Qatari Students Join CI in Mapping Mangroves

Participating in Qatar’s Earth Day events, CI’s Andy Wilson examined mangroves and seagrass beds with local high school students in Al Thakira, Qatar. (© CI/Photo by Leah Karrer)

Last week Qatari 11th-grader, Hussam Sayed and his friends couldn’t tell you what a dugong is — even though hundreds of these charismatic manatee-like creatures live in the nearby Persian Gulf.

But by the end of the morning on Saturday, April 21, Hussam and a dozen other Qatari high school students could identify much more than the dugong after collecting flora and fauna data in the Al Thakhira mangrove forest on Qatar’s eastern coastline.

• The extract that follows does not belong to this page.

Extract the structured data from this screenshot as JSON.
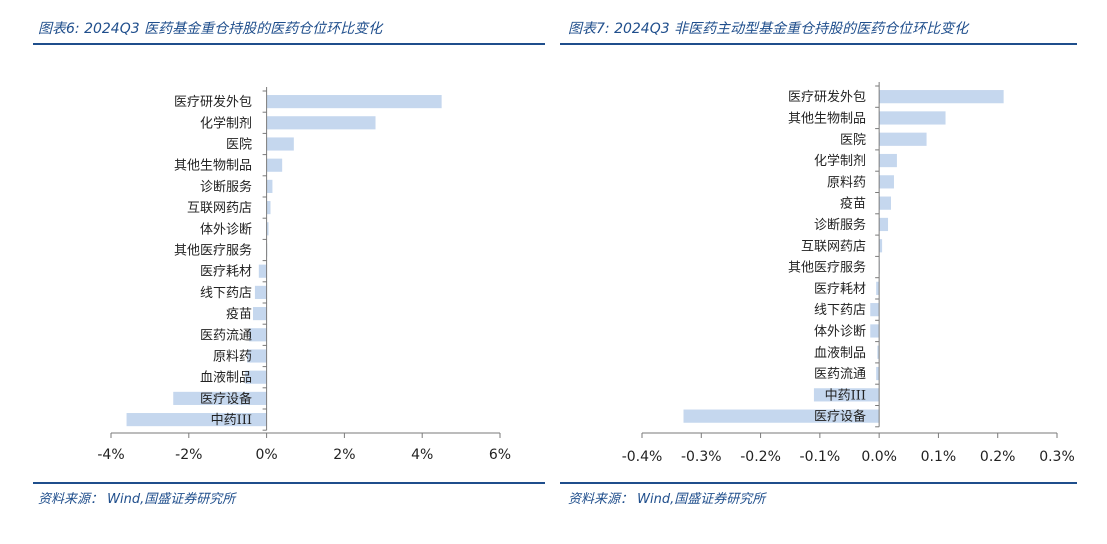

As part of last weekend’s Earth Day activities in Doha, Conservation International (CI) helped Qatar Foundation International (QFI) and the students make the trek to test out a new online tool called Mapping the Mangroves, which was designed by QFI to track the biodiversity of coastal ecosystems and raise public awareness about this vital habitat.

After the expedition, Hussam was able to explain that “Protecting the mangroves is very important because soil and roots absorb carbon, so we can reduce global warming.”

The students, who are all participants of QFI’s cultural exchange programs, loved the new tool. Developed by QFI education technology advisor Chris Dubia from Ushahidi’s open-source crowdsourcing platform, the tool allows users with mobile devices to upload GPS-tagged data such as pictures, videos, geographic coordinates and text.

“I learned about a new app which shows the world what we learned,” said Ahmad Hiasat, one of the high school students at the event. “The experience was priceless!”

Dr. Leah Karrer, who heads CI’s Marine Science Program, particularly liked chatting with the students.

“These kids were so curious about the work we are doing to understand coastal ecosystems,” she said. “They were really excited to learn about some of the vibrant ecosystems in their own country, like the rich seagrass beds and the mangroves we visited.”

Dr. Leah Karrer, head of CI’s Marine Science Program, helps Omar Saif and Ahmad Al Fateh enter data into a mangrove mapping tool at the Al Thakira Nature Reserve in Qatar. (© Qatar Foundation International/Photo by Camila Ferreira)

During the mangrove trip, Leah participated in a QFI-led TweetChat by tweeting photos and facts on these carbon sequestering ecosystems.

Following the mangrove mapping expedition, CI also participated in Earth Day events at Qatar’s education complex Education City, including an Earth Day Fair attended by students and faculty from across the university campus.

Qatar Foundation’s Sustainability Education Office and QFI hosted the fair as part of a series of student activities the foundation is planning as the country prepares to host the 18th Conference of the Parties to the United Nations Framework Convention on Climate Change (UNFCCC COP18) in Doha in December.

At the fair, QFI, Qatar Shell and CI announced a collaboration to train student ambassadors from Qatar, the United States and Brazil to participate in the Rio+20 Earth Summit on June 20-22, in Rio de Janeiro, and the COP18 Conference in December.

“We are excited to help train these future environmental leaders and to send youth representatives to these two seminal events,” said Maggie Salem, executive director of QFI.

Keith Lawrence, who runs CI’s Seascapes Program, was impressed with the resources Qatar is putting into developing scientific and technological capacity.

“It is great to see the commitment Qatar has to scientific leadership and building world-class facilities,” he said. “They appear to be taking their COP18 hosting role very seriously too. The country seems very motivated to achieve real policy successes in December.”

Andy Wilson is vice president of Foundation Relations at Conservation International.